Objective:
Vocal folds are well documented to exhibit both chaotic and stable oscillatory behavior depending on their initial conditions, tissue parameters, and subglottal pressure. However, the relationship between tissue stress and oscillation phase remains poorly understood, partly due to the complexity of modeling chaotic waveforms and deriving corresponding stress fields. To address this gap, we employ a simplified two-mass vocal fold model to evaluate average tissue stress and investigate its relationship to oscillatory dynamics.

Methods:
Using previously established two-mass model frameworks and derived stress formulations, we simulated a diseased vocal fold with a right-sided polyp in MATLAB to obtain numerical displacement and fundamental frequency data. These results were used to compute corresponding tissue stresses. Polyp size was systematically varied to examine how changes in geometry influence the transition between stable and chaotic oscillations.
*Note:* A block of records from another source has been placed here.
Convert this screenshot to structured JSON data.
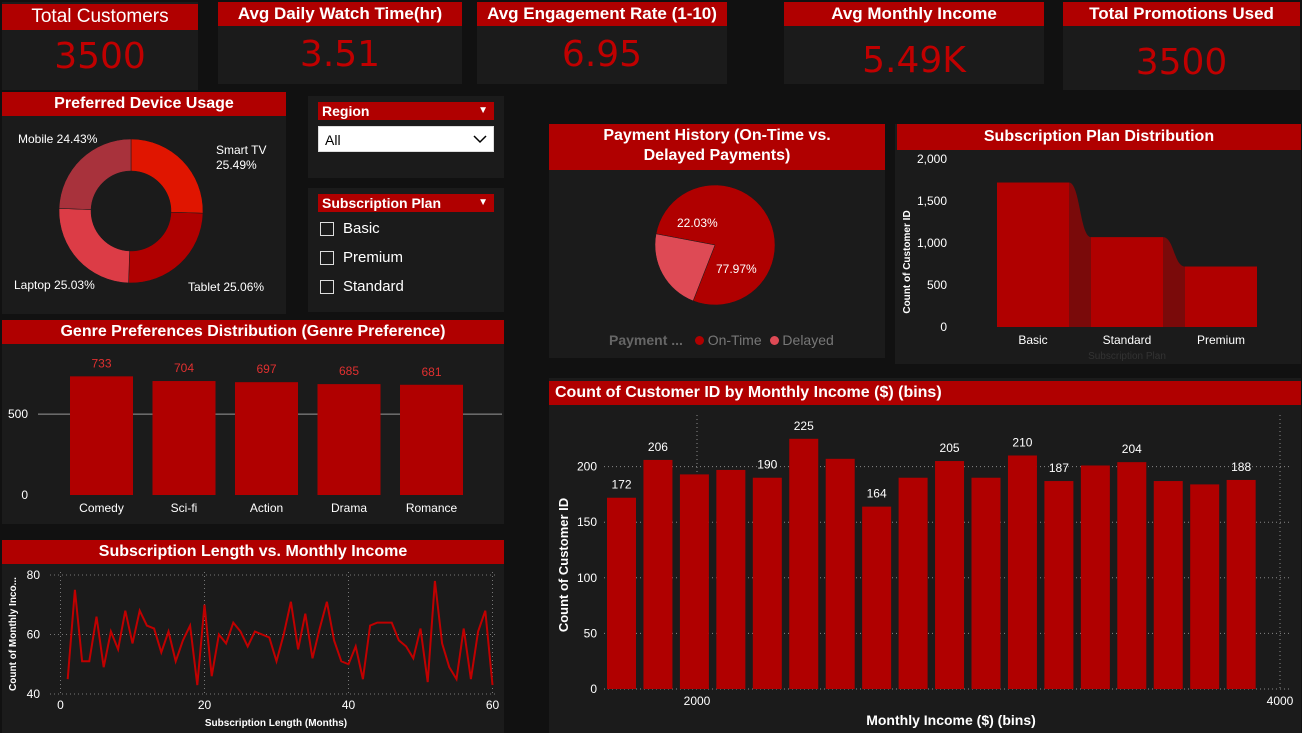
{
  "kpis": [
    {
      "title": "Total Customers",
      "value": "3500"
    },
    {
      "title": "Avg Daily Watch Time(hr)",
      "value": "3.51"
    },
    {
      "title": "Avg Engagement Rate (1-10)",
      "value": "6.95"
    },
    {
      "title": "Avg Monthly Income",
      "value": "5.49K"
    },
    {
      "title": "Total Promotions Used",
      "value": "3500"
    }
  ],
  "device": {
    "title": "Preferred Device Usage",
    "labels": [
      "Mobile 24.43%",
      "Smart TV",
      "25.49%",
      "Tablet 25.06%",
      "Laptop 25.03%"
    ]
  },
  "region_slicer": {
    "title": "Region",
    "selected": "All"
  },
  "plan_slicer": {
    "title": "Subscription Plan",
    "options": [
      "Basic",
      "Premium",
      "Standard"
    ]
  },
  "payment": {
    "title": "Payment History (On-Time vs. Delayed Payments)",
    "legend_title": "Payment ...",
    "legend": [
      "On-Time",
      "Delayed"
    ],
    "pct_on_time": "77.97%",
    "pct_delayed": "22.03%"
  },
  "plan_dist": {
    "title": "Subscription Plan Distribution",
    "ylabel": "Count of Customer ID",
    "xlabel": "Subscription Plan"
  },
  "genre": {
    "title": "Genre Preferences Distribution (Genre Preference)"
  },
  "sub_len": {
    "title": "Subscription Length vs. Monthly Income",
    "xlabel": "Subscription Length (Months)",
    "ylabel": "Count of Monthly Inco..."
  },
  "income": {
    "title": "Count of Customer ID by Monthly Income ($) (bins)",
    "xlabel": "Monthly Income ($) (bins)",
    "ylabel": "Count of Customer ID"
  },
  "colors": {
    "accent": "#b00000",
    "bar": "#b00000",
    "bg": "#111111",
    "panel": "#1b1b1b"
  },
  "chart_data": [
    {
      "type": "pie",
      "name": "device",
      "categories": [
        "Smart TV",
        "Tablet",
        "Laptop",
        "Mobile"
      ],
      "values": [
        25.49,
        25.06,
        25.03,
        24.43
      ],
      "colors": [
        "#e01500",
        "#b00000",
        "#dc3c46",
        "#a8323c"
      ]
    },
    {
      "type": "pie",
      "name": "payment",
      "categories": [
        "On-Time",
        "Delayed"
      ],
      "values": [
        77.97,
        22.03
      ],
      "colors": [
        "#b00000",
        "#de4a55"
      ]
    },
    {
      "type": "bar",
      "name": "plan",
      "categories": [
        "Basic",
        "Standard",
        "Premium"
      ],
      "values": [
        1720,
        1070,
        720
      ],
      "ylim": [
        0,
        2000
      ],
      "yticks": [
        "0",
        "500",
        "1,000",
        "1,500",
        "2,000"
      ]
    },
    {
      "type": "bar",
      "name": "genre",
      "categories": [
        "Comedy",
        "Sci-fi",
        "Action",
        "Drama",
        "Romance"
      ],
      "values": [
        733,
        704,
        697,
        685,
        681
      ],
      "ylim": [
        0,
        800
      ],
      "yticks": [
        "0",
        "500"
      ]
    },
    {
      "type": "line",
      "name": "sublen",
      "x": [
        1,
        2,
        3,
        4,
        5,
        6,
        7,
        8,
        9,
        10,
        11,
        12,
        13,
        14,
        15,
        16,
        17,
        18,
        19,
        20,
        21,
        22,
        23,
        24,
        25,
        26,
        27,
        28,
        29,
        30,
        31,
        32,
        33,
        34,
        35,
        36,
        37,
        38,
        39,
        40,
        41,
        42,
        43,
        44,
        45,
        46,
        47,
        48,
        49,
        50,
        51,
        52,
        53,
        54,
        55,
        56,
        57,
        58,
        59,
        60
      ],
      "y": [
        45,
        75,
        51,
        51,
        66,
        49,
        61,
        55,
        68,
        57,
        68,
        63,
        62,
        54,
        61,
        51,
        58,
        63,
        43,
        70,
        46,
        60,
        57,
        64,
        61,
        56,
        61,
        60,
        59,
        51,
        60,
        71,
        55,
        67,
        52,
        62,
        71,
        58,
        51,
        50,
        56,
        45,
        63,
        64,
        64,
        64,
        58,
        56,
        52,
        62,
        44,
        78,
        57,
        49,
        45,
        62,
        45,
        61,
        68,
        43
      ],
      "ylim": [
        40,
        80
      ],
      "xticks": [
        "0",
        "20",
        "40",
        "60"
      ],
      "yticks": [
        "40",
        "60",
        "80"
      ]
    },
    {
      "type": "bar",
      "name": "income",
      "x": [
        1000,
        1500,
        2000,
        2500,
        3000,
        3500,
        4000,
        4500,
        5000,
        5500,
        6000,
        6500,
        7000,
        7500,
        8000,
        8500,
        9000,
        9500
      ],
      "values": [
        172,
        206,
        193,
        197,
        190,
        225,
        207,
        164,
        190,
        205,
        190,
        210,
        187,
        201,
        204,
        187,
        184,
        188
      ],
      "labels_shown": {
        "0": "172",
        "1": "206",
        "4": "190",
        "5": "225",
        "7": "164",
        "9": "205",
        "11": "210",
        "12": "187",
        "14": "204",
        "17": "188"
      },
      "ylim": [
        0,
        250
      ],
      "xticks": [
        "2000",
        "4000",
        "6000",
        "8000",
        "10000"
      ],
      "yticks": [
        "0",
        "50",
        "100",
        "150",
        "200"
      ]
    }
  ]
}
The convergence of the largest Lyapunov exponent was used to quantify the degree of chaos and establish a connection between dynamic instability and stress variation.

Results:
Our findings demonstrate that tissue stresses differ substantially between diseased and healthy vocal folds and are strongly modulated by the oscillation phase.

Conclusions:
We conclude that chaotic dynamics have a significant impact on tissue stress, providing insight into potential mechanisms of vocal fold injury and pathology progression.